Vilimsky: Härtere Strafen zum Schutz Minderjähriger

Regierung wird jetzt daran gemessen werden, ob entsprechende Schärfung der Maßnahmen tatsächlich in Gesetzesform gegossen wird

Wien (OTS) - Im Rahmen der heutigen Debatte im Nationalrat betonte FPÖ-Sicherheitssprecher NAbg. Harald Vilimsky, dass es bei der Diskussion um das Strafausmaß bei Sexualdelikten um die zentrale Debatte der Verhältnismäßigkeit gehe. Man könne keinesfalls von einer Generalprävention reden, und der Strafrahmen bei Kindesmissbrauch und Sexualstraftaten sei unzweifelhaft zu milde, so Vilimsky.

An die Regierungsbank wandte sich Vilimsky mit der Ankündigung, dass sie jetzt daran gemessen werde, wie die weitere Vorgehensweise aussehe, und ob die entsprechende Schärfung der Maßnahmen tatsächlich in Gesetzesform gegossen würden.
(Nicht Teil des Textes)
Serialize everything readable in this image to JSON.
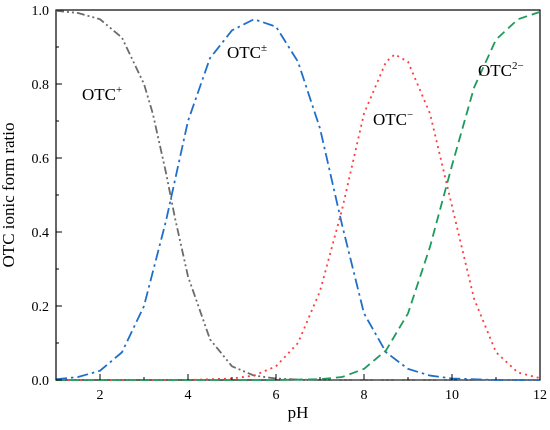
{
  "chart_data": {
    "type": "line",
    "xlabel": "pH",
    "ylabel": "OTC ionic form ratio",
    "xlim": [
      1,
      12
    ],
    "ylim": [
      0,
      1.0
    ],
    "xticks": [
      2,
      4,
      6,
      8,
      10,
      12
    ],
    "xtick_labels": [
      "2",
      "4",
      "6",
      "8",
      "10",
      "12"
    ],
    "yticks": [
      0,
      0.2,
      0.4,
      0.6,
      0.8,
      1.0
    ],
    "ytick_labels": [
      "0.0",
      "0.2",
      "0.4",
      "0.6",
      "0.8",
      "1.0"
    ],
    "grid": false,
    "legend": "none",
    "series": [
      {
        "name": "OTC+",
        "label_base": "OTC",
        "label_sup": "+",
        "color": "#6b6b6b",
        "dash": "dash-dot-dot",
        "x": [
          1,
          1.5,
          2,
          2.5,
          3,
          3.2,
          3.5,
          3.7,
          4,
          4.5,
          5,
          5.5,
          6,
          6.5,
          7,
          8,
          9,
          10,
          11,
          12
        ],
        "y": [
          0.998,
          0.992,
          0.975,
          0.925,
          0.8,
          0.72,
          0.56,
          0.44,
          0.28,
          0.11,
          0.037,
          0.012,
          0.004,
          0.001,
          0.0,
          0.0,
          0.0,
          0.0,
          0.0,
          0.0
        ]
      },
      {
        "name": "OTC±",
        "label_base": "OTC",
        "label_sup": "±",
        "color": "#1f6fc9",
        "dash": "dash-dot",
        "x": [
          1,
          1.5,
          2,
          2.5,
          3,
          3.5,
          4,
          4.5,
          5,
          5.5,
          6,
          6.5,
          7,
          7.5,
          8,
          8.5,
          9,
          9.5,
          10,
          11,
          12
        ],
        "y": [
          0.002,
          0.008,
          0.025,
          0.075,
          0.2,
          0.43,
          0.7,
          0.87,
          0.945,
          0.975,
          0.955,
          0.86,
          0.68,
          0.42,
          0.18,
          0.075,
          0.03,
          0.012,
          0.004,
          0.0,
          0.0
        ]
      },
      {
        "name": "OTC−",
        "label_base": "OTC",
        "label_sup": "−",
        "color": "#ff3b3b",
        "dash": "dot",
        "x": [
          1,
          4,
          5,
          5.5,
          6,
          6.5,
          7,
          7.5,
          8,
          8.5,
          8.7,
          9,
          9.5,
          10,
          10.5,
          11,
          11.5,
          12
        ],
        "y": [
          0.0,
          0.0,
          0.004,
          0.012,
          0.037,
          0.1,
          0.24,
          0.46,
          0.72,
          0.86,
          0.88,
          0.86,
          0.72,
          0.47,
          0.22,
          0.075,
          0.02,
          0.005
        ]
      },
      {
        "name": "OTC2−",
        "label_base": "OTC",
        "label_sup": "2−",
        "color": "#1e9a5a",
        "dash": "dash",
        "x": [
          1,
          6,
          7,
          7.5,
          8,
          8.5,
          9,
          9.5,
          10,
          10.5,
          11,
          11.5,
          12
        ],
        "y": [
          0.0,
          0.0,
          0.002,
          0.008,
          0.03,
          0.08,
          0.18,
          0.36,
          0.58,
          0.79,
          0.92,
          0.975,
          0.995
        ]
      }
    ]
  }
}
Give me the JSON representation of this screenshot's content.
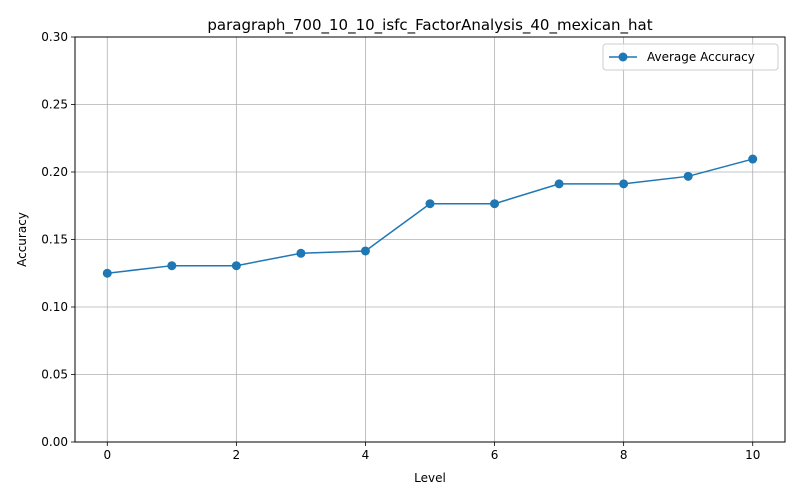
{
  "chart_data": {
    "type": "line",
    "title": "paragraph_700_10_10_isfc_FactorAnalysis_40_mexican_hat",
    "xlabel": "Level",
    "ylabel": "Accuracy",
    "xlim": [
      -0.5,
      10.5
    ],
    "ylim": [
      0,
      0.3
    ],
    "xticks": [
      0,
      2,
      4,
      6,
      8,
      10
    ],
    "xtick_labels": [
      "0",
      "2",
      "4",
      "6",
      "8",
      "10"
    ],
    "yticks": [
      0,
      0.05,
      0.1,
      0.15,
      0.2,
      0.25,
      0.3
    ],
    "ytick_labels": [
      "0.00",
      "0.05",
      "0.10",
      "0.15",
      "0.20",
      "0.25",
      "0.30"
    ],
    "grid": true,
    "legend_position": "top-right",
    "series": [
      {
        "name": "Average Accuracy",
        "color": "#1f77b4",
        "marker": "circle",
        "x": [
          0,
          1,
          2,
          3,
          4,
          5,
          6,
          7,
          8,
          9,
          10
        ],
        "y": [
          0.125,
          0.1306,
          0.1306,
          0.1398,
          0.1415,
          0.1765,
          0.1765,
          0.1912,
          0.1912,
          0.1968,
          0.2096
        ]
      }
    ]
  }
}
Vilimsky brachte einen Entschließungsantrag ein, in dem die FPÖ härtere Strafen zum Schutz Minderjähriger fordert. Das sind:

  • Die Einführung der lebenslangen Freiheitsstrafe für Personen, welche mit Unmündigen den Beischlaf oder eine dem Beischlaf gleichzusetzende geschlechtliche Handlung unternehmen;
  • Eine unbedingte Anzeigepflicht für alle Personen, die beruflich mit Minderjährigen zu tun haben, wenn ein begründeter Verdacht des physischen, sexuellen oder psychischen Missbrauchs besteht und Schaffung eines Straftatbestandes der unterlassenen Anzeige für alle Personen, die einer solchen Anzeigepflicht unterliegen;
  • Die Einführung der Möglichkeit einer chemischen Kastration für Personen, welche rechtskräftig nach § 206 StGB (schwerer sexueller Missbrauch von Unmündigen) und für Rückfallstäter, die schon einmal nach § 201 StGB verurteilt wurden.